Nach dem Bummel durch die Gassen des Basarviertels wollte ich mir die Festung Kale ansehen, die sich westlich der Altstadt auf einem Hügel erhob. Im Internet hatte ich gelesen, dass der Eintritt frei sei – das war auch verständlich, denn die Hälfte der Festung war eine Baustelle und abgesperrt. Es gab drei Wegweiser ohne Beschriftung und noch nicht einmal Informationstafeln. Aber dennoch hatte man von den zugänglichen Bereichen einen schönen Blick auf die Stadt. Schön? Von den vergangenen Reisen hatte ich gelernt, dass viele Städte Osteuropas erst einmal ziemlich hässlich aussehen, aber dass trotzdem jede Stadt ihre Schätze hat. Auch Skopje sah von oben eigentlich nicht besonders imposant aus: Überall ragten graue oder schwarze Betonhochhäuser zwischen den Dächern hervor. Hier und da versuchten dann noch wuchtigere Neubauten das Blickfeld zu dominieren, was ihnen aber nur teilweise gelang.

Von der Festung erblickte ich runde, goldene Kuppeln einer orthodoxen Kirche auf der anderen Seite der Vardar und beschloss, sie mir anzusehen. Leider war auch sie aufgrund von Bauarbeiten geschlossen. Dafür besserte sich überraschenderweise das Wetter und die Wolken gaben den Blick auf die Gipfel der umliegenden Berge frei. Auf den Vodno, dem Hausberg Skopjes, fuhr eine Seilbahn und da ich noch jede Menge Zeit hatte, entschied ich mich für einen kleinen Aufstieg zur Talstation. Ich hätte wetten können, dass ich auf dem Weg keinem Menschen begegnen würde, aber ich traf auf mehrere Pärchen und ältere und jüngere Wanderer, die allein unterwegs waren. Oben angekommen stellte ich fest, dass die Seilbahn derzeit nicht fährt, so dass ich nach einer kurzen Rast wieder umkehrte. Nun ja, auf dem Abstieg gab es auch ein, zwei schöne Aussichtspunkte mit Blick auf die Stadt. Unten angekommen, machte ich mich auf den Weg zurück in den alten Basar, um dort in ein türkisches Café einzukehren.

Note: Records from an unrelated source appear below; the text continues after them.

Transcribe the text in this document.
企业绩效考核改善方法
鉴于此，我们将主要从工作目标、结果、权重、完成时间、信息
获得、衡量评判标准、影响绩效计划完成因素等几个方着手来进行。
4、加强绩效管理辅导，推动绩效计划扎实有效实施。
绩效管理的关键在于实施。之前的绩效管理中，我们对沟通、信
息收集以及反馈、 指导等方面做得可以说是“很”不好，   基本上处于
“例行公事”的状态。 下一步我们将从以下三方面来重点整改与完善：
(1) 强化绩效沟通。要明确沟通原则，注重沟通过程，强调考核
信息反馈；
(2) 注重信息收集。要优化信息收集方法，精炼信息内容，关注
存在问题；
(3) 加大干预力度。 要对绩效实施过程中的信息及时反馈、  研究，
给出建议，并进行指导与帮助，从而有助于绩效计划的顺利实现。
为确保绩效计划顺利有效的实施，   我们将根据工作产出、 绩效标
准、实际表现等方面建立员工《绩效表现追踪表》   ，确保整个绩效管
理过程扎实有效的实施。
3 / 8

Ich hatte mir vor meiner Abfahrt aus Hamburg auf mein Handy ein paar Informationen über die Stopps meiner Reise heruntergeladen. Beim Überprüfen der Liste an Sehenswürdigkeiten Skopjes stellte ich fest, dass ich am Mutter Theresa Gedenkhaus offenbar vorbeigegangen bin, denn es befand sich direkt neben der orthodoxen Kirche. Da es nur ein paar Minuten entfernt lag, entschied ich mich trotzdem für einen kurzen Besuch. Tatsächlich war es eine der wenigen Sehenswürdigkeiten, die in Skopje geöffnet hatte! Es gab ein paar Fotos zu sehen und Informationen über ihren beeindruckenden Lebenslauf. Sie wurde in Skopje geboren und ich fragte mich, warum der Flughafen nicht eher nach ihr benannt worden ist.